Seorang anak perempuan yang menangis setelah kehilangan benda berharganya. Awalnya Jovi kecil hanya diam, tidak mengerti kenapa benda sekecil itu begitu berharga. Tapi sebagian hatinya juga tidak tega melihat anak perempuan di depannya terus menangis. Hingga ia berusaha mencari benda itu hingga dapat, dan mendapatkan juga senyum di wajah sang anak perempuan.

"Sama-sama."

Hening. Keduanya hanya diam, larut dalam kesibukan masing-masing. Entah kemana pikiran mereka, mungkin juga larut dalam memori kecil yang kembali muncul.
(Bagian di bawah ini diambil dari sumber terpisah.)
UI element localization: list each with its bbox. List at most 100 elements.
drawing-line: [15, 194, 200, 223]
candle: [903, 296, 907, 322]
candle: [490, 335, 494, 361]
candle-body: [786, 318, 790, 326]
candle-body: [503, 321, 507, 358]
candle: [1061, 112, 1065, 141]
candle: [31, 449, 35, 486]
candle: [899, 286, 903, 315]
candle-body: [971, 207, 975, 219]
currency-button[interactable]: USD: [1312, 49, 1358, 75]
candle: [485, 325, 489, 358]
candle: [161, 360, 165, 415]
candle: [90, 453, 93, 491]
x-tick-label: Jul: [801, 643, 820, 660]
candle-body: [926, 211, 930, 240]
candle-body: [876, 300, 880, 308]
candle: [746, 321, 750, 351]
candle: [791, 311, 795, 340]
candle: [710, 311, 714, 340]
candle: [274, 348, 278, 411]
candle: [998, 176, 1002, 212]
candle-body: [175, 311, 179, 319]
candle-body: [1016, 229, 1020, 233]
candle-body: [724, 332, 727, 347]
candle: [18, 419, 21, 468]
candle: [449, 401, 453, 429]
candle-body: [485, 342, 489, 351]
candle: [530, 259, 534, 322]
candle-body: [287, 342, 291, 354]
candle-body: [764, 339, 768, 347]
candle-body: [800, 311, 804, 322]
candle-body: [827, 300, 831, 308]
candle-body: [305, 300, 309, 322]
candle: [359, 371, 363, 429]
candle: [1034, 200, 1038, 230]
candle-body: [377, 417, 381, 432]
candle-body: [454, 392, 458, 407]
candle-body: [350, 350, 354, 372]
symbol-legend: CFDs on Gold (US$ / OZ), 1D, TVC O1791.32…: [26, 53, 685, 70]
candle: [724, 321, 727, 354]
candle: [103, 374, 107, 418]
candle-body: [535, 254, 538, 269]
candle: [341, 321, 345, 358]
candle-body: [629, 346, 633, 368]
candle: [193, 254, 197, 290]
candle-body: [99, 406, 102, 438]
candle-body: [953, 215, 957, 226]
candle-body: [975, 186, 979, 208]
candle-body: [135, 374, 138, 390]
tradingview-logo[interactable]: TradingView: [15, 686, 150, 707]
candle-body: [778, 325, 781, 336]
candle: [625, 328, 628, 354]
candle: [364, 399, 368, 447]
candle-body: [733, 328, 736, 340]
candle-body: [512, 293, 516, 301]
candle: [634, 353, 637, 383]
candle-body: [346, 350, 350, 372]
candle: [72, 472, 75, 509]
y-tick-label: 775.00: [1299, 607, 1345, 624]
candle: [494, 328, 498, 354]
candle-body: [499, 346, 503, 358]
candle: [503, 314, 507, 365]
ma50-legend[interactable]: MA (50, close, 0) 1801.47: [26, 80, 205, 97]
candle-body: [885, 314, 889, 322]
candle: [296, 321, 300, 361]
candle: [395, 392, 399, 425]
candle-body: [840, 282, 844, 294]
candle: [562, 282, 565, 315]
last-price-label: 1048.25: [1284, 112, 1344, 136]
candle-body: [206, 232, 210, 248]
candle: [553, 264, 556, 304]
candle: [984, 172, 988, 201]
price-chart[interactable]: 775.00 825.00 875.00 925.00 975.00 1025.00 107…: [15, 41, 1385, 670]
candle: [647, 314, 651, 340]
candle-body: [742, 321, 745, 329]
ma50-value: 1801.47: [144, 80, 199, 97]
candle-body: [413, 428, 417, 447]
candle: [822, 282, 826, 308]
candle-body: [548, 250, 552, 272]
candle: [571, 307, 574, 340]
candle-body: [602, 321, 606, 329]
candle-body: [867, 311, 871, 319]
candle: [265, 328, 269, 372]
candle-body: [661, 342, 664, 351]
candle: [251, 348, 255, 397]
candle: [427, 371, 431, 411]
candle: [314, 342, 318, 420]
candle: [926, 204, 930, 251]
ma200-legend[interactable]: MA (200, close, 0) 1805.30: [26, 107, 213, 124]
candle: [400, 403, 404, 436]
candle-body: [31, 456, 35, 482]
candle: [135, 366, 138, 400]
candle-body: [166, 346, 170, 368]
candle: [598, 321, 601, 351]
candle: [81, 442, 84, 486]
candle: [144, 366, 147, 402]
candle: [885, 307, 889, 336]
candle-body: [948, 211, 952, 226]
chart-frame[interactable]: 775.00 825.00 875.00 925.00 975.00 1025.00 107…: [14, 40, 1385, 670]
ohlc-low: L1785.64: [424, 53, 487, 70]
"Lo apa kabar, Shan?" suara Jovi membuyarkan keheningan, membuat Shane mendongak. Ia membetulkan posisi duduknya.

"Baik," jawab Shane, berusaha menampilkan senyum terbaiknya. "Lo?"

"Baik juga. Uhm," Jovi menggaruk tengkuknya, mendadak suasana menjadi canggung. "Lo kenapa pindah ke Jakarta?"

Shane menyesap minumannya secara perlahan. Lalu kembali menatap Jovi. "Karna cuma dengan ikut Om, gue bisa sekolah lagi."

"Lo ga marah sama gue kan?"

Shane terkekeh. "Marah? Marah kenapa?"

"Karna waktu itu gue-"

"Ga kok. Itu semua ga ada hubungannya sama sekali dengan itu. Justru setelah pindah ke Jakarta, gue malah kangen sama lo."

Hening lagi. Kali ini musik jazz menemani kesepian diantara mereka.

Tanpa sadar, sebuah rasa ketenangan muncul dalam hati Jovi. Perasaan rasa bersalah yang dulu melingkupinya perlahan menguap, digantikan oleh kehangatan ketika melihat senyumnya.

Sebuah senyum yang sangat ia sukai. Hanya ia sukai jika senyum itu adalah ia yang menciptakannya.